Glucocorticoids induce the production of the chemoattractant CCL20 in airway epithelium
- 1Dept of Clinical Pharmacology, Laboratory of Medicine, Lund University Hospital, Lund, Sweden
- 2Dept of Experimental Medical Science, Unit of Respiratory Immunopharmacology, Lund University, Lund, Sweden
- Carl Persson, Dept of Clinical Pharmacology, Laboratory of Medicine, Lund University Hospital, S-22185 Lund, Sweden. E-mail: Carl.persson{at}med.lu.se
Abstract
A major challenge is to distinguish between good and bad aspects of inflammation http://ow.ly/DAglc
To the Editor:
We read with interest the report by Zijlstra et al. [1] in which the effects of glucocorticoids possibly contributed to airway neutrophilia in asthma. This study nicely adds to the research demonstrating that corticosteroids not only inhibit the production of several inflammatory chemokines and cytokines, but also corticosteroids increase levels of certain regulatory proteins; these neutrophil-active proteins are potentially involved in inflammation or, indeed, in host defence. Hence, the data reported by Zijlstra et al. [1] may deserve attention beyond the focus given by the authors.
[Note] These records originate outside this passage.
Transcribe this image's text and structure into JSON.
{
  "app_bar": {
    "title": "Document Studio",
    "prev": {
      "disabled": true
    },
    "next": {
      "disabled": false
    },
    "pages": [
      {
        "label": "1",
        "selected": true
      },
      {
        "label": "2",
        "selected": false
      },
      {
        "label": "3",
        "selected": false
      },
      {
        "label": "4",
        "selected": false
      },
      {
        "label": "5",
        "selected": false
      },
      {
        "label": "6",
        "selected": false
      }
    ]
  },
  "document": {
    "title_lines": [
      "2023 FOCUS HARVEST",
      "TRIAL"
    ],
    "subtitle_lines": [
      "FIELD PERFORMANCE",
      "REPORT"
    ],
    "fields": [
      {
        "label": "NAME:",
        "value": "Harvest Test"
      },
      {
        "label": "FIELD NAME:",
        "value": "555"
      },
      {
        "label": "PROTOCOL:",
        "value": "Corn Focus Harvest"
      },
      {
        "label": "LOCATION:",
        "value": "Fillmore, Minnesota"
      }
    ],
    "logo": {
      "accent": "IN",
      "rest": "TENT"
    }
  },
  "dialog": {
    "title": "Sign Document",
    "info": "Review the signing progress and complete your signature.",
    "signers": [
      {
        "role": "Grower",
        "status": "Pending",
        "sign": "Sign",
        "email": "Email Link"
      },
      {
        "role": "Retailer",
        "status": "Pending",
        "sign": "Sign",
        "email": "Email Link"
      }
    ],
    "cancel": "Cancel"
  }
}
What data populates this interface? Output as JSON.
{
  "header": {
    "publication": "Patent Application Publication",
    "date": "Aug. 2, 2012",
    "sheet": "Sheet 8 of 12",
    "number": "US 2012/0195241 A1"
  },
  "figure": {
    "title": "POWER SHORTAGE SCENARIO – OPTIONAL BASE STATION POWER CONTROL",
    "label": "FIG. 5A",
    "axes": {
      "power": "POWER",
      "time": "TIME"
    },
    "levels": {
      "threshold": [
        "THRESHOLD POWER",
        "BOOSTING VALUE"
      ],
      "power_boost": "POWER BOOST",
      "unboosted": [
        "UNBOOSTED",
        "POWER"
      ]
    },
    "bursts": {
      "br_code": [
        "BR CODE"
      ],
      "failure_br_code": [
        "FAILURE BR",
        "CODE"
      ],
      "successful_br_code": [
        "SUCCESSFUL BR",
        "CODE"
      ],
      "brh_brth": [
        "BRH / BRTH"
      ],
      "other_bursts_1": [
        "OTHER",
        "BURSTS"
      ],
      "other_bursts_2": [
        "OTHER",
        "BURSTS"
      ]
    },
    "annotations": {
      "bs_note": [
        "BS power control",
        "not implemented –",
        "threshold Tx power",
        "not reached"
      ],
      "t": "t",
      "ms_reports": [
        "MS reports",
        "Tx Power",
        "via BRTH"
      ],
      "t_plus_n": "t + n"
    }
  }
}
Neutrophils are present in sputum of normal subjects. They are also increased in many respiratory conditions. Unsurprisingly, striking variability of sputum neutrophil counts has been demonstrated in corticosteroid-treated asthma [2] and was also recorded by Zijlstra et al. [1]. The notion that corticosteroids cause neutrophilia by inhibiting apoptosis of these cells is flourishing in the literature. It is so established that there is no longer any need to present supporting evidence [3]. Zijlstra et al. [1] do not discuss this aspect but their choice of reference regarding neutrophilic asthma is focussed on popular roles of apoptosis.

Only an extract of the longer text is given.